The Cyr-Kapiwak Project area is considered highly prospective for lithium hosted in spodumene-bearing pegmatites, with several historic occurrences mapped in the region. The Key Property contains three unique locations along a 1.5 km east-west structural geological trend where lithium-bearing boulders have been recorded.
Andrew Lee Smith, C.E.O. commented, “We are pleased to have acquired this pivotal claim block in the James Bay area giving us the opportunity to explore two highly prospective zones in the vicinity of (TSX:AKE) Allkem’s James Bay Project.

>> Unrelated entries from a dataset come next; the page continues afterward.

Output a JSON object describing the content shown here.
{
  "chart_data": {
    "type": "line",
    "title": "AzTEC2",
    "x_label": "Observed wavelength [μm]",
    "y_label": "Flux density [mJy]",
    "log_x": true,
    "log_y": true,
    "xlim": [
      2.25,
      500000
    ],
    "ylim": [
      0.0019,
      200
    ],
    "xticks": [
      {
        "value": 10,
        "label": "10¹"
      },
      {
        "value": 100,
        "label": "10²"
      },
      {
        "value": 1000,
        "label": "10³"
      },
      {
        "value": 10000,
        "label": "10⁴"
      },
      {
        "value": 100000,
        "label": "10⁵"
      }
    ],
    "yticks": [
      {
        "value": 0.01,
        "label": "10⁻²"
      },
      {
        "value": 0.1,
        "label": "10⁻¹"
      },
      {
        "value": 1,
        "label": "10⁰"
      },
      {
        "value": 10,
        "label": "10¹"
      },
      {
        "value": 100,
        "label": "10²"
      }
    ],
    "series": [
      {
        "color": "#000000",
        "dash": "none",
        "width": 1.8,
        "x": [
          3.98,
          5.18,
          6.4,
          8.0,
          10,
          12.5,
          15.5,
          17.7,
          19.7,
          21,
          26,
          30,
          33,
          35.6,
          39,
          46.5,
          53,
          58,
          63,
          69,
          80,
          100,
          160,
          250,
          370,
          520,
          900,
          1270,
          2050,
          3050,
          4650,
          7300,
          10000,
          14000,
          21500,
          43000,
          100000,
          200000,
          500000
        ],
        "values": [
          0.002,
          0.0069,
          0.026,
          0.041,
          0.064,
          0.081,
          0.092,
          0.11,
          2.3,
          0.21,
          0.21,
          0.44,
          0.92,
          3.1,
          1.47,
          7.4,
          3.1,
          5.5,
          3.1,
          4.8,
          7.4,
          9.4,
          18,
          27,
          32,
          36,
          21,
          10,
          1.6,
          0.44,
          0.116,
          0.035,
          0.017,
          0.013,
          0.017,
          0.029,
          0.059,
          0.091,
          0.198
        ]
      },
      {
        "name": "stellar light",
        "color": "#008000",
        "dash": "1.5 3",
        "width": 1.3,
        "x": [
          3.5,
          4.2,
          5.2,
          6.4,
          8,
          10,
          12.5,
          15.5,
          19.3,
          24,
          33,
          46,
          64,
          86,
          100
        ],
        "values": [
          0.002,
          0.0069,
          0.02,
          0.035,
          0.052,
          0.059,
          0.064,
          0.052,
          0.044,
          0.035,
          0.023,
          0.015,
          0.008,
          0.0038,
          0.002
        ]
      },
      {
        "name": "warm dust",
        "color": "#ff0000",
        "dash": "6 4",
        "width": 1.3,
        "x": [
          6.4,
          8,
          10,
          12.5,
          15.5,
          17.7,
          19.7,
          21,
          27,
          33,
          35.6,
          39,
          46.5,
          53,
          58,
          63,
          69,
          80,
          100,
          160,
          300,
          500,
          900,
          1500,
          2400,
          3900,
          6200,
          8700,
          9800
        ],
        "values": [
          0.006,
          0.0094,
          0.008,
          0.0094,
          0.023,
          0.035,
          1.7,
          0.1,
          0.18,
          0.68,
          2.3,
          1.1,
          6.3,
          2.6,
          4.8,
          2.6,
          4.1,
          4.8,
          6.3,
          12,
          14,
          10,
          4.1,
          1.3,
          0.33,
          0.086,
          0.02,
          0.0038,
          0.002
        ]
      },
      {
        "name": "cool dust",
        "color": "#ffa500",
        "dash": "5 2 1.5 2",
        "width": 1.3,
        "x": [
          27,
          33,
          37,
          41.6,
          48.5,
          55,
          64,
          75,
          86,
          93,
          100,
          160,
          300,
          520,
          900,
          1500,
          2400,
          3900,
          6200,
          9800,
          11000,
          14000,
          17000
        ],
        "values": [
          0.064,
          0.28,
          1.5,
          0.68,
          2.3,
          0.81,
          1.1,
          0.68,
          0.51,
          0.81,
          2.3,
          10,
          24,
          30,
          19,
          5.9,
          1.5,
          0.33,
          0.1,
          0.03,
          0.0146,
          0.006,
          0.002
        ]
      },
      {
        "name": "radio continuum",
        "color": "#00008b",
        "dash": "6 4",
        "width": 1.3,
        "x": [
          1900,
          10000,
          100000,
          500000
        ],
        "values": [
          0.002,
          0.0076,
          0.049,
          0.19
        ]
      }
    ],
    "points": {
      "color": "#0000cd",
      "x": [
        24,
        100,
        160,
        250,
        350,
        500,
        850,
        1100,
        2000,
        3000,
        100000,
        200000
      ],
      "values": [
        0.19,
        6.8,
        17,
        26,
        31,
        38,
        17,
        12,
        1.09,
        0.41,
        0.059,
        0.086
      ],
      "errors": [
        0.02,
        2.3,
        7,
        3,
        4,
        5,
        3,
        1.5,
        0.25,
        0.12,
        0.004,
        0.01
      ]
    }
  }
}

Preparations for the 2022 field season are underway and YVI expects to be actively advancing its projects in Quebec during the summer field season.”
Location of the the Cyr-Kapiwak Project consisting of three non-contiguous lithium properties, Key Lithium, Amisk West Lithium, and Amisk East Lithium — located in the James Bay area of Quebec.
Terms of the Acquisition
The Acquisition Agreement, which is has received regulatory approval, provides for consideration of $25,000 cash and 250,000 Company Units upon acceptance of the Agreement by the TSX Venture Exchange. The Units are comprised of 250,000 common shares and 250,000 warrants exercisable at $0.60 until August 8, 2023. A 2% NSR is retained by the Vendor. The Company may purchase one-half the NSR (1%NSR) for the cash sum of $1,000,000 at any time.

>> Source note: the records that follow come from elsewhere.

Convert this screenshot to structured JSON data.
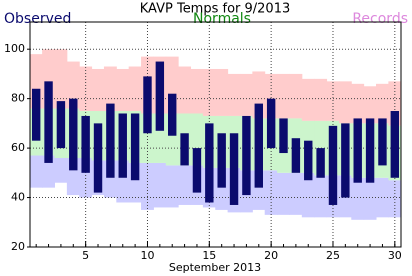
{
  "chart_data": {
    "type": "range-bar",
    "title": "KAVP Temps for 9/2013",
    "xlabel": "September 2013",
    "x": [
      1,
      2,
      3,
      4,
      5,
      6,
      7,
      8,
      9,
      10,
      11,
      12,
      13,
      14,
      15,
      16,
      17,
      18,
      19,
      20,
      21,
      22,
      23,
      24,
      25,
      26,
      27,
      28,
      29,
      30
    ],
    "xlim": [
      0.5,
      30.5
    ],
    "xticks": [
      5,
      10,
      15,
      20,
      25,
      30
    ],
    "ylim": [
      20,
      111
    ],
    "yticks": [
      20,
      40,
      60,
      80,
      100
    ],
    "grid": true,
    "observed": {
      "name": "Observed",
      "color": "#0b0b6e",
      "high": [
        84,
        87,
        79,
        80,
        73,
        70,
        78,
        74,
        74,
        89,
        95,
        82,
        66,
        60,
        70,
        66,
        66,
        73,
        78,
        80,
        72,
        64,
        63,
        60,
        69,
        70,
        72,
        72,
        72,
        75
      ],
      "low": [
        63,
        54,
        60,
        51,
        50,
        42,
        48,
        48,
        47,
        66,
        67,
        65,
        53,
        42,
        38,
        44,
        37,
        41,
        44,
        60,
        58,
        50,
        47,
        48,
        37,
        40,
        46,
        46,
        53,
        48
      ]
    },
    "normals": {
      "name": "Normals",
      "color": "#ccf5cc",
      "text_color": "#118811",
      "high": [
        76,
        76,
        76,
        76,
        75,
        75,
        75,
        75,
        75,
        74,
        74,
        74,
        74,
        74,
        73,
        73,
        73,
        73,
        72,
        72,
        72,
        72,
        71,
        71,
        71,
        70,
        70,
        70,
        70,
        69
      ],
      "low": [
        57,
        57,
        56,
        56,
        56,
        55,
        55,
        55,
        54,
        54,
        54,
        53,
        53,
        53,
        52,
        52,
        52,
        51,
        51,
        51,
        50,
        50,
        50,
        49,
        49,
        49,
        48,
        48,
        48,
        47
      ]
    },
    "records": {
      "name": "Records",
      "high_color": "#ffcccc",
      "low_color": "#ccccff",
      "text_color": "#dd88dd",
      "high": [
        98,
        100,
        100,
        95,
        93,
        92,
        93,
        92,
        93,
        97,
        97,
        97,
        93,
        92,
        92,
        92,
        90,
        90,
        91,
        90,
        90,
        90,
        88,
        88,
        87,
        87,
        86,
        85,
        86,
        87
      ],
      "low": [
        44,
        44,
        46,
        41,
        40,
        41,
        40,
        38,
        38,
        35,
        36,
        36,
        37,
        37,
        36,
        35,
        34,
        34,
        35,
        33,
        33,
        33,
        32,
        32,
        32,
        32,
        31,
        31,
        32,
        32
      ]
    }
  }
}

On behalf of Yorkton Ventures Inc.
Andrew Lee Smith
Chief Executive Officer
Investor Contact:
E: investors@yorktonventures.com
888 – 1027 Davie Street, Vancouver, BC V6E 4L2 Canada
Neither the TSX Venture Exchange nor its Regulation Services Provider (as that term is defined in the policies of the TSX Venture Exchange) accepts responsibility for the adequacy or accuracy of this release.

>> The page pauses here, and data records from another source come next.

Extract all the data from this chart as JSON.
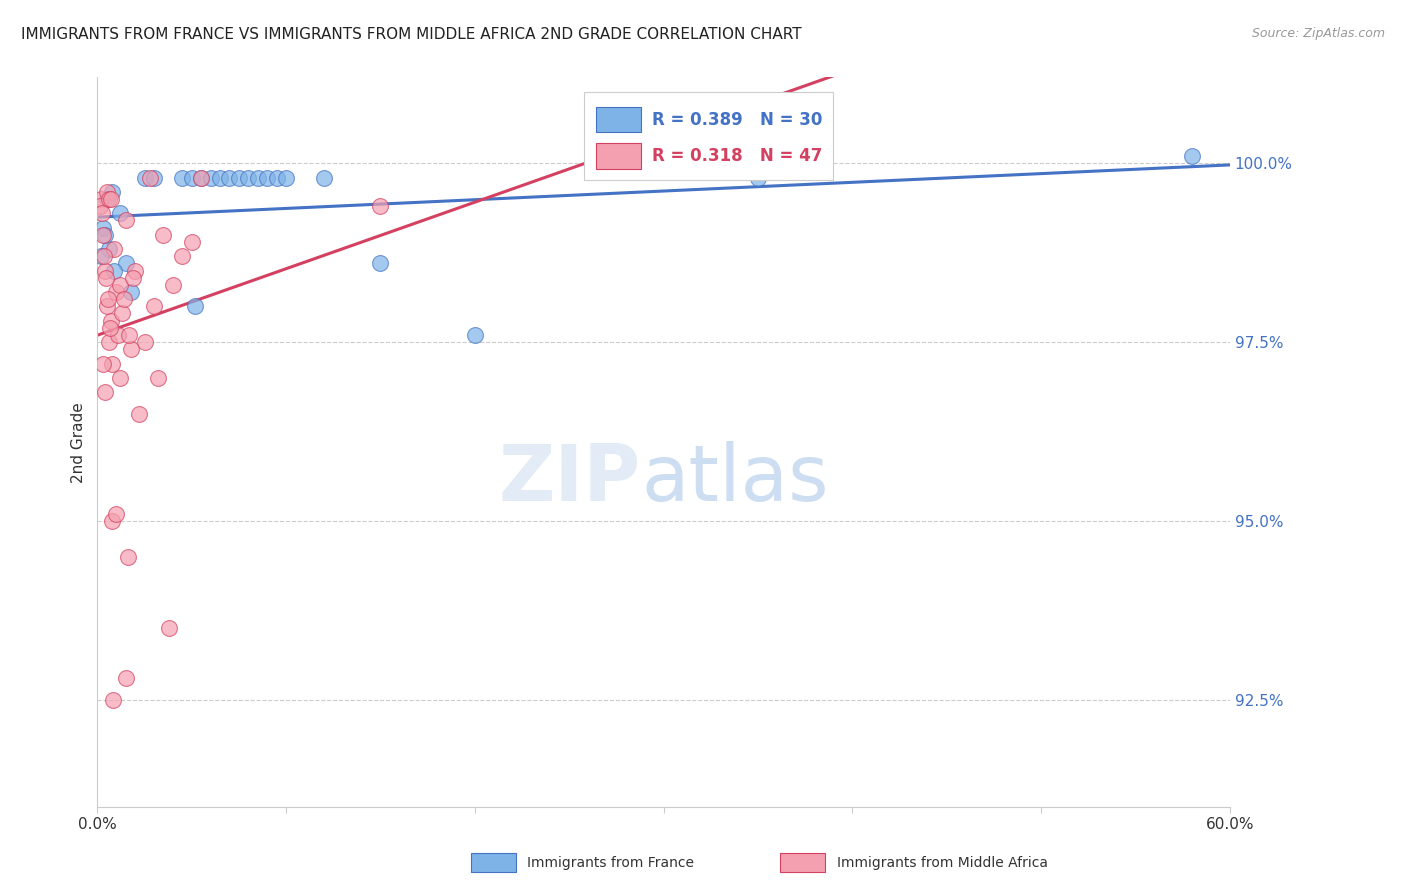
{
  "title": "IMMIGRANTS FROM FRANCE VS IMMIGRANTS FROM MIDDLE AFRICA 2ND GRADE CORRELATION CHART",
  "source": "Source: ZipAtlas.com",
  "ylabel": "2nd Grade",
  "ytick_values": [
    92.5,
    95.0,
    97.5,
    100.0
  ],
  "xmin": 0.0,
  "xmax": 60.0,
  "ymin": 91.0,
  "ymax": 101.2,
  "legend_blue": "Immigrants from France",
  "legend_pink": "Immigrants from Middle Africa",
  "R_blue": 0.389,
  "N_blue": 30,
  "R_pink": 0.318,
  "N_pink": 47,
  "color_blue": "#7EB3E8",
  "color_pink": "#F4A0B0",
  "trendline_blue": "#4472C4",
  "trendline_pink": "#D44060",
  "blue_scatter_x": [
    0.5,
    0.8,
    1.2,
    0.3,
    0.6,
    1.5,
    0.4,
    0.9,
    1.8,
    0.2,
    2.5,
    3.0,
    4.5,
    5.0,
    5.5,
    6.0,
    6.5,
    7.0,
    7.5,
    8.0,
    5.2,
    8.5,
    9.0,
    9.5,
    10.0,
    12.0,
    15.0,
    20.0,
    35.0,
    58.0
  ],
  "blue_scatter_y": [
    99.5,
    99.6,
    99.3,
    99.1,
    98.8,
    98.6,
    99.0,
    98.5,
    98.2,
    98.7,
    99.8,
    99.8,
    99.8,
    99.8,
    99.8,
    99.8,
    99.8,
    99.8,
    99.8,
    99.8,
    98.0,
    99.8,
    99.8,
    99.8,
    99.8,
    99.8,
    98.6,
    97.6,
    99.8,
    100.1
  ],
  "pink_scatter_x": [
    0.2,
    0.3,
    0.4,
    0.5,
    0.6,
    0.7,
    0.8,
    0.9,
    1.0,
    1.1,
    1.2,
    1.3,
    1.4,
    1.5,
    0.15,
    0.25,
    0.35,
    0.45,
    0.55,
    0.65,
    2.0,
    2.5,
    3.0,
    3.5,
    4.0,
    4.5,
    5.0,
    0.3,
    0.4,
    1.8,
    2.2,
    3.2,
    0.8,
    1.0,
    1.2,
    0.5,
    0.6,
    0.7,
    2.8,
    5.5,
    3.8,
    1.5,
    1.6,
    1.7,
    1.9,
    15.0,
    0.85
  ],
  "pink_scatter_y": [
    99.5,
    99.0,
    98.5,
    98.0,
    97.5,
    97.8,
    97.2,
    98.8,
    98.2,
    97.6,
    98.3,
    97.9,
    98.1,
    99.2,
    99.4,
    99.3,
    98.7,
    98.4,
    98.1,
    97.7,
    98.5,
    97.5,
    98.0,
    99.0,
    98.3,
    98.7,
    98.9,
    97.2,
    96.8,
    97.4,
    96.5,
    97.0,
    95.0,
    95.1,
    97.0,
    99.6,
    99.5,
    99.5,
    99.8,
    99.8,
    93.5,
    92.8,
    94.5,
    97.6,
    98.4,
    99.4,
    92.5
  ]
}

Cautionary Statement Regarding Forward-Looking Information
Certain information in this news release may contain forward-looking statements that involve substantial known and unknown risks and uncertainties. These forward-looking statements are subject to numerous risks and uncertainties, certain of which are beyond the control of the Company, including but not limited to, the uncertainty of the financing, the impact of general economic conditions, industry conditions, dependence upon regulatory approvals. Readers are cautioned that the assumptions used in preparing such information, although considered reasonable at the time of preparation, may prove imprecise and undue reliance should not be placed on forward-looking statements. Forward-looking statements in this press release are expressly qualified by this cautionary statement.
The forward-looking statements in this press release are made as of the date of this press release, and the Company undertakes no obligations to update publicly or to revise any of the included forward-looking statements, whether because of new information, future events or otherwise, except as expressly required by applicable securities law.